8 Zeilen nach der Erzeugung des Statements schließt du die Verbindung wieder (con.close())

was glaubst du was das zu bedeuten hat? 
hast du denn dir nicht ein einziges Tutorial angeschaut 
oder dort nicht gelesen was die einzelnen Befehle machen?

die Fehlermeldung sagt es dir dann auch direkt: 
'der Fehler ist, dass die Connection schon geschlossen ist'

kann man mehr an Tipps geben in dieser Situation?
Fehlermeldungen sind ja oft kryptisch, aber diese passt perfekt,

--------

so, du darfst also die Connection nicht closen
bzw. es wäre wahrscheinlich besser, wenn du die Connection und das Statement erst dann erzeugst, wenn sie gebraucht wird,
z.B. in der actionPerformed-Operation


----------



## Ellie (23. Mai 2007)

Oh.
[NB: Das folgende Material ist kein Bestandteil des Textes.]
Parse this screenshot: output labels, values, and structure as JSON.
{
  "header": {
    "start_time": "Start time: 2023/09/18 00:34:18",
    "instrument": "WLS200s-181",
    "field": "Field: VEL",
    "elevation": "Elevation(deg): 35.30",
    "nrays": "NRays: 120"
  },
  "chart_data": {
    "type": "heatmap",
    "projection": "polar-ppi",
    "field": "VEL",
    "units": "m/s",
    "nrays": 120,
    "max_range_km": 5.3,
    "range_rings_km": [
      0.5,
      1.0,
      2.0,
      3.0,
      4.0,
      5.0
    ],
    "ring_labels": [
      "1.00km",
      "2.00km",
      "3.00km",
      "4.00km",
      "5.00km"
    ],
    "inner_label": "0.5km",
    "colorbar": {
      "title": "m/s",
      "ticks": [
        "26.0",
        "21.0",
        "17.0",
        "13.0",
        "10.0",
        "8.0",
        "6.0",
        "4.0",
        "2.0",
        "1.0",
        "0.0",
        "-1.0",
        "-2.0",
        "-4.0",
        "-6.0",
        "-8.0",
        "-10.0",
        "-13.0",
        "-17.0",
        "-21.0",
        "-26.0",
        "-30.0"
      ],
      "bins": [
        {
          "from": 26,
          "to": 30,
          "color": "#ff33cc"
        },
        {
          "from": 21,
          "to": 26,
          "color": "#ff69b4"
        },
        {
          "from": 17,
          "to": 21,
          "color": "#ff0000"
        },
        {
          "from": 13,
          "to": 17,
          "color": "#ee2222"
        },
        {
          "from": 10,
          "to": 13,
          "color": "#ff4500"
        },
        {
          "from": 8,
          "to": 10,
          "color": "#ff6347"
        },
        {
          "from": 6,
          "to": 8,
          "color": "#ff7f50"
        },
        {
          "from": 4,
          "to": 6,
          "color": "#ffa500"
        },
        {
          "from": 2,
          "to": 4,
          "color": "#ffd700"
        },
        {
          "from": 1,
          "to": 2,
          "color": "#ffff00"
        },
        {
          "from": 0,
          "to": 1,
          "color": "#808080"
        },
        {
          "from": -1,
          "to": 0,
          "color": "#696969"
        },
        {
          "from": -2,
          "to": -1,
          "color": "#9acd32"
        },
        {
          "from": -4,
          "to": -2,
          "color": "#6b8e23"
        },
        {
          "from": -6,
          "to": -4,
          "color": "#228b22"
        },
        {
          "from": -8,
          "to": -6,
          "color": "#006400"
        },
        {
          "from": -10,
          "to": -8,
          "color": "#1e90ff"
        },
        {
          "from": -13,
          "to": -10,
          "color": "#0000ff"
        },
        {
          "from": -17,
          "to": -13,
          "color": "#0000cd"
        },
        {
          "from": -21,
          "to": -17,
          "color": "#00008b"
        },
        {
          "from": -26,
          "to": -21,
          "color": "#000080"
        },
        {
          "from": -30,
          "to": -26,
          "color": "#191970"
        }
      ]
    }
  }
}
Vielen Dank für die Antwort, die Rüge nehme ich an.  Hätte mir nicht gedacht, dass ich so etwas unter meiner Nase übersehen habe. 


(Was nun genau der Denkfehler war: Ich hatte die Anweisung finally immer zum Wirkungsbereich von catch gezählt und weiter nicht beachtet, da ja try nachweislich erfolgreich verlief.)


----------